Last edited: Dec 13, 2006
4. Dec 14, 2006

### daveb

The first equation you list is the equation for activity of a sample given some initial activity, and is commonly called the decay equation. To find the decay constant (lambda), you use the second equation since you already know the half life. The equation you don't have listed is that Activity of any given sample is the number of atoms in the sample times the decay constant. Since you now have the number of atoms, you can use Avogadro's number and the gram atomic weight to determine the mass.
Your lambda in this case is incorrect because lambda = ln2/half-life = .693/2.70 days = 0.000002971 per second. The way you set up your equation, you wrote that 200 curies = 1 curie*e(-lambda*half-life).

Last edited: Dec 14, 2006
5. Dec 14, 2006

### OlderDan

You are correct that your R is my A, and my constant is your λ. The 200 Ci activity has nothing to do with the calculation of λ from the given half life. daveb is correct on that point. But you do have the equation he says is missing in your quote above.

6. Dec 14, 2006

### FlipStyle1308

Okay, so here's my new work that I just did:

λ = ln2/T1/2 = 0.693/233280s = 2.9707x10^-6 decays/s
R = λN
200Ci x 3.7x10^10decays/s/Ci = (2.9707x10^-6decays/s)N
N = 2.491x10^18
(2.491x10^18)(6.022x10^23molecules/mol) = 1.5x10^42

I did not quite understand what you meant when I incorporate the gram atomic weight into this because it is not given. (The atomic mass in the book's appendix only lists that for 197_79_Au instead of 198_79_Au, which I need.

7. Dec 14, 2006

### OlderDan

http://chemlab.pc.maricopa.edu/periodic/Au.html

197.96822

8. Dec 14, 2006

### FlipStyle1308

Thanks. But I still don't know how to plug this into whatever equation I'm supposed to be using. Or is it...
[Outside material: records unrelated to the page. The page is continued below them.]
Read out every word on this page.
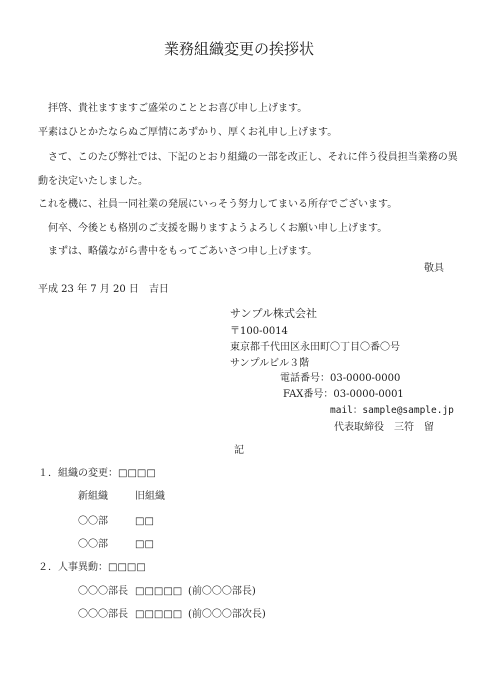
業務組織変更の挨拶状
拝啓、貴社ますますご盛栄のこととお喜び申し上げます。
平素はひとかたならぬご厚情にあずかり、厚くお礼申し上げます。
さて、このたび弊社では、下記のとおり組織の一部を改正し、それに伴う役員担当業務の異
動を決定いたしました。
これを機に、社員一同社業の発展にいっそう努力してまいる所存でございます。
何卒、今後とも格別のご支援を賜りますようよろしくお願い申し上げます。
まずは、略儀ながら書中をもってごあいさつ申し上げます。
敬具
平成 23 年 7 月 20 日　吉日
サンプル株式会社
〒100-0014
東京都千代田区永田町〇丁目〇番〇号
サンプルビル３階
電話番号：03-0000-0000
FAX番号：03-0000-0001
mail：sample@sample.jp
代表取締役　三符　留
記
１．組織の変更：□□□□
新組織	旧組織
〇〇部	□□
〇〇部	□□
２．人事異動：□□□□
〇〇〇部長 □□□□□ (前〇〇〇部長)
〇〇〇部長 □□□□□ (前〇〇〇部次長)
(2.491x10^18)(6.022x10^23molecules/mol)(197.96822) = 2.9697 x 10^44?

Last edited: Dec 14, 2006
9. Dec 14, 2006

### OlderDan

Your N should be the number of molecules, so you should be dividing by Avegadro's number to find the number of moles. The 197.96822 is molar mass, or grams per mole, so I believe you are looking for

(2.491x10^18molecules)(197.96822gm/mol)/(6.022x10^23molecules/mol)

10. Dec 14, 2006

### FlipStyle1308

So I should get an answer of 0.8189 mg?

11. Dec 14, 2006

### OlderDan

Again you want somebody to multiply for you?